Existing nuclear plants, which produce CO2-free electricity, will also get to be called climate-friendly if operators draw up safety plans showing where the radioactive waste will be permanently stored by 2050 and switch to so-called accident-tolerant fuels by 2025.

Liberal lawmaker Pascal Canfin, who chairs the Parliament’s environment committee, said those standards were stringent enough to pass muster.

“These energy sources won’t be put in the same category as renewables, and strict conditions are included” to avoid rising emissions, Canfin said shortly after the Parliament vote.

Gold standard in doubt

The real measure of success for the voluntary EU standard lies with financial markets — and investors have already indicated they would shun the green designations as not credible if they included gas and nuclear.

“Thinking that the inclusion of gas and nuclear in the taxonomy will enable those activities to be more easily financed is a fantasy reflecting a lack of understanding of how financial markets function,” said Thierry Philipponnat, chief economist at financial regulation NGO Finance Watch.
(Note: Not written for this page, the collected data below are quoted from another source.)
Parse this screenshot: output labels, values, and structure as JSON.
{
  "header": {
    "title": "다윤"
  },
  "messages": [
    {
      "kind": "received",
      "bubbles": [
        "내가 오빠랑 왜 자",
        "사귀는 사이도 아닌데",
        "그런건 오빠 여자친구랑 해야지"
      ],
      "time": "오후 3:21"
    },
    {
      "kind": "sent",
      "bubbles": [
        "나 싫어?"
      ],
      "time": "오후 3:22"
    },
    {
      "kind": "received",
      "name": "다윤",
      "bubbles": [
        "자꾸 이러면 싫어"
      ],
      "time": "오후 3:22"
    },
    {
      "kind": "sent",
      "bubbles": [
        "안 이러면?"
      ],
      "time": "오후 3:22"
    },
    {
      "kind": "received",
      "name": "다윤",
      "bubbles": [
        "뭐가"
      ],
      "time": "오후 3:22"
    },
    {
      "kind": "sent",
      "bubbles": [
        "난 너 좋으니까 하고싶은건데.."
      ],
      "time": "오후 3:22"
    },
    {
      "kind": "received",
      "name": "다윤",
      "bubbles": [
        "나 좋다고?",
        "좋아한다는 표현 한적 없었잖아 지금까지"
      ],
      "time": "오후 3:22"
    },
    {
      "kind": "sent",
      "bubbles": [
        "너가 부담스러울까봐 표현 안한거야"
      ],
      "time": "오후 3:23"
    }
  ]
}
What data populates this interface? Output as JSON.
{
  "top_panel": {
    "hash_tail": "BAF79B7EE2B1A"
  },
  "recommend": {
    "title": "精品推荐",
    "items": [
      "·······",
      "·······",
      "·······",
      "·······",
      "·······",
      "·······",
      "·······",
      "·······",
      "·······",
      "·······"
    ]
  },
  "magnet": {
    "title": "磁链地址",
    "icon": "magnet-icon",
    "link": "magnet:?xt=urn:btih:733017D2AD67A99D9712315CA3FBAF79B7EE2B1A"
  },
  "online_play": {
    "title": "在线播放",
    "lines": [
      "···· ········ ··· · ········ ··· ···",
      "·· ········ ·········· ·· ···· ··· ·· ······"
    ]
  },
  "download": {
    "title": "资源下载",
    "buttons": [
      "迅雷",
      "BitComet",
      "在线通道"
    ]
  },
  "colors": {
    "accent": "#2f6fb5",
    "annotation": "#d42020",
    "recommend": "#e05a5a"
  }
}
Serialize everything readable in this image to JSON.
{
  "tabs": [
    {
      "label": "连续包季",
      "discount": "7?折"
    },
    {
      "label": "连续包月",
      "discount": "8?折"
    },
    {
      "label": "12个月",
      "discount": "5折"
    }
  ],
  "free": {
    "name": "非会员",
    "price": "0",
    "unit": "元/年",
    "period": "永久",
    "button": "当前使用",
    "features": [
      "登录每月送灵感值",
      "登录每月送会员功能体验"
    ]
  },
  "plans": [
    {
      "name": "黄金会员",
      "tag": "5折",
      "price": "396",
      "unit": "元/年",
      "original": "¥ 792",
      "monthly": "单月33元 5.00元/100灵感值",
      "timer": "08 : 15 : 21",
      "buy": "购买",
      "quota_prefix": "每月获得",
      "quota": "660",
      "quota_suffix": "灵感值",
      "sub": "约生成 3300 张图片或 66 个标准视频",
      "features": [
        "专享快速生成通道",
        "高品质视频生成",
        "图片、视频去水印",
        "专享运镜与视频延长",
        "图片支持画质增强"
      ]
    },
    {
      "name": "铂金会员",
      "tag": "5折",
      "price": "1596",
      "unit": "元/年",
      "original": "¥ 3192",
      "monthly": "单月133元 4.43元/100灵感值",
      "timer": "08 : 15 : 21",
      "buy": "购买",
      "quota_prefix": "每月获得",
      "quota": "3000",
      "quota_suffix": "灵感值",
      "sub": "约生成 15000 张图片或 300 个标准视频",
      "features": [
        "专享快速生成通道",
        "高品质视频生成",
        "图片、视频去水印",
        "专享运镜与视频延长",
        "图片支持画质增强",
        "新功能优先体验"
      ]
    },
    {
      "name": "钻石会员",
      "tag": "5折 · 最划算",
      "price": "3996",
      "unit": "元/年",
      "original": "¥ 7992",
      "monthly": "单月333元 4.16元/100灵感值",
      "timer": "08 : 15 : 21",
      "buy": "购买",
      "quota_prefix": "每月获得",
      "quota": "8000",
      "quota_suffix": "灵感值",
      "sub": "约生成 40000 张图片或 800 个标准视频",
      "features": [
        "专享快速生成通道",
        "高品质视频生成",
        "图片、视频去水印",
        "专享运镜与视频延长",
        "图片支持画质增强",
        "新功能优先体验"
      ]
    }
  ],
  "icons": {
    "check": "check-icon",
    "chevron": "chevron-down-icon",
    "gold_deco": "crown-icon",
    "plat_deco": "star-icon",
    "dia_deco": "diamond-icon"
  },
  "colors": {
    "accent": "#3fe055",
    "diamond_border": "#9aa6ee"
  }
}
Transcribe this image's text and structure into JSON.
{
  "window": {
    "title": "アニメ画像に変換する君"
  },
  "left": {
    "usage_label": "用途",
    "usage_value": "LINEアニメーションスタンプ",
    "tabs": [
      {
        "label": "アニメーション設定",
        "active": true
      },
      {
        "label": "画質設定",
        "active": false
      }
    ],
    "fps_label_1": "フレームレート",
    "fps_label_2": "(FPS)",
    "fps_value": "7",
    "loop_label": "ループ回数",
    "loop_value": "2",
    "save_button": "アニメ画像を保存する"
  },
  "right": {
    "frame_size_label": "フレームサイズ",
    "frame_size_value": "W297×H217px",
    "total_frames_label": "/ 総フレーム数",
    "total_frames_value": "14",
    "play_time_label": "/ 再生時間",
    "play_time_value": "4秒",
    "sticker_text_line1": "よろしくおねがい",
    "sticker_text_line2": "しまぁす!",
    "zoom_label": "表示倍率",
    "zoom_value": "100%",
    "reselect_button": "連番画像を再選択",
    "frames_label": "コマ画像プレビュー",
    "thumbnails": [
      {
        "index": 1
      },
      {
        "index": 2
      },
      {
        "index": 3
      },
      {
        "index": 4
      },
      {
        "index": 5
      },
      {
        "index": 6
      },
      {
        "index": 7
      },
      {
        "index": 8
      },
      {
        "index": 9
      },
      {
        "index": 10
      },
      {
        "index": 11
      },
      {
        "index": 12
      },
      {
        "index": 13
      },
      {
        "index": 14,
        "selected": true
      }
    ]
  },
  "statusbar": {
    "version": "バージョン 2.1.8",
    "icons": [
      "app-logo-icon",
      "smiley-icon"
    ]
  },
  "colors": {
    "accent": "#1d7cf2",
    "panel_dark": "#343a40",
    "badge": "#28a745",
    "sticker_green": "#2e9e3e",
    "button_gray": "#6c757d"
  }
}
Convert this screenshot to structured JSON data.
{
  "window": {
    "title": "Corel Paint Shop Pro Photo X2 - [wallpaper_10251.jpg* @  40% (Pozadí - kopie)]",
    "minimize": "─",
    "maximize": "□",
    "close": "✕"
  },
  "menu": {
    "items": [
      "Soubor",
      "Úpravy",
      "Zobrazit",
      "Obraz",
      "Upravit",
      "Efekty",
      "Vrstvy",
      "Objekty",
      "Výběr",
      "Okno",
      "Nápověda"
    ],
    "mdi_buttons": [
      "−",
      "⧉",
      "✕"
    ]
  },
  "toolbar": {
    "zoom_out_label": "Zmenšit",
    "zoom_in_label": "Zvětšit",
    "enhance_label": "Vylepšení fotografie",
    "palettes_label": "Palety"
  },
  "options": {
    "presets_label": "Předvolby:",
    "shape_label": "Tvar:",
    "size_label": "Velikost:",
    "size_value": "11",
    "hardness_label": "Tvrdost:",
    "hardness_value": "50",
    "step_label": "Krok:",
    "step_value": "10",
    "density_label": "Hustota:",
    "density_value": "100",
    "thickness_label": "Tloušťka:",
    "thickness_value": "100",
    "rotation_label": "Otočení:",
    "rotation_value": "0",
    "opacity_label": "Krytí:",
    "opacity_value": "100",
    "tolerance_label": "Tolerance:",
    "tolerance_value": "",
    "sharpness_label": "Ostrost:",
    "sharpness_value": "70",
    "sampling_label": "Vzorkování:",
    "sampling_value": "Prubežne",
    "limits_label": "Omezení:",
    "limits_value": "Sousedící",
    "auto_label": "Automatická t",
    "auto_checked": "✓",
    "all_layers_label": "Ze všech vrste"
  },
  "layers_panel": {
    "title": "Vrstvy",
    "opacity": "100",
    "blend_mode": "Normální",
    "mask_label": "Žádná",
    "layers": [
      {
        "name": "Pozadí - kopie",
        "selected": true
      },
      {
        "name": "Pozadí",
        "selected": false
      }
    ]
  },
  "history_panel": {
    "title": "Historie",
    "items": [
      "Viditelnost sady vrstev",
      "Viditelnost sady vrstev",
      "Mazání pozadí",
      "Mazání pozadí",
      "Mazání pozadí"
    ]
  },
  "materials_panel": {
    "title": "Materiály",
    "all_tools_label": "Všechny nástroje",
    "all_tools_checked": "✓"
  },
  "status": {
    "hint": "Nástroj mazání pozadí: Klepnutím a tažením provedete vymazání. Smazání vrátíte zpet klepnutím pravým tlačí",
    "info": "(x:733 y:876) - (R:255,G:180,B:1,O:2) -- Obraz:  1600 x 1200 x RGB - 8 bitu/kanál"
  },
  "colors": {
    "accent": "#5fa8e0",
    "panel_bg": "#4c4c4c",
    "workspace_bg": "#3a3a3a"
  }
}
“Calling gas sustainable, even as a ‘transition’ fuel, will not convince climate-change conscious investors, and it will make the taxonomy lose its usefulness as a tool to orient capital flows towards sustainable economic activities,” he added.

The United Nations’ Principles for Responsible Investment (UNPRI), which represents more than 5,000 investors managing €167 trillion in sustainable assets, warned in an emailed statement that blindly trusting the EU’s green labels “could prompt fragmentation across the market and lead to potential greenwashing.”

Investors would instead have to “carefully review company disclosures to ensure that taxonomy-aligned investments reflect criteria that are science-based,” UNPRI said. That essentially invalidates the EU’s goal to cut out the extra work and develop a trusted gold standard for green finance.

The new rules are also a blow to the EU’s credibility and its ability to set a global standard, experts argued Wednesday, echoing concerns raised before the vote.

Johannes Schroeten, sustainable finance policy adviser at the sustainable development think tank E3G, said that the EU now finds itself “outmaneuvered by China, Bangladesh, South Africa, Colombia and even Russia, which have fully or partially excluded gas from their own planned” sustainable investments list.

The green finance criteria send a “poor signal to the rest of the world that may undermine the EU’s leadership position on climate action,” said Anders Schelde, chief investment officer at Danish pension fund AkademikerPension, which has some €18.8 billion assets under management.

The new rules also risk hindering the green transition by channeling money away from more sustainable options, Schelde added: “Fossil gas and nuclear should not have access to the same cheap financing as renewables as this inevitably will crowd out financing for the green transition, thus making its progress slower.”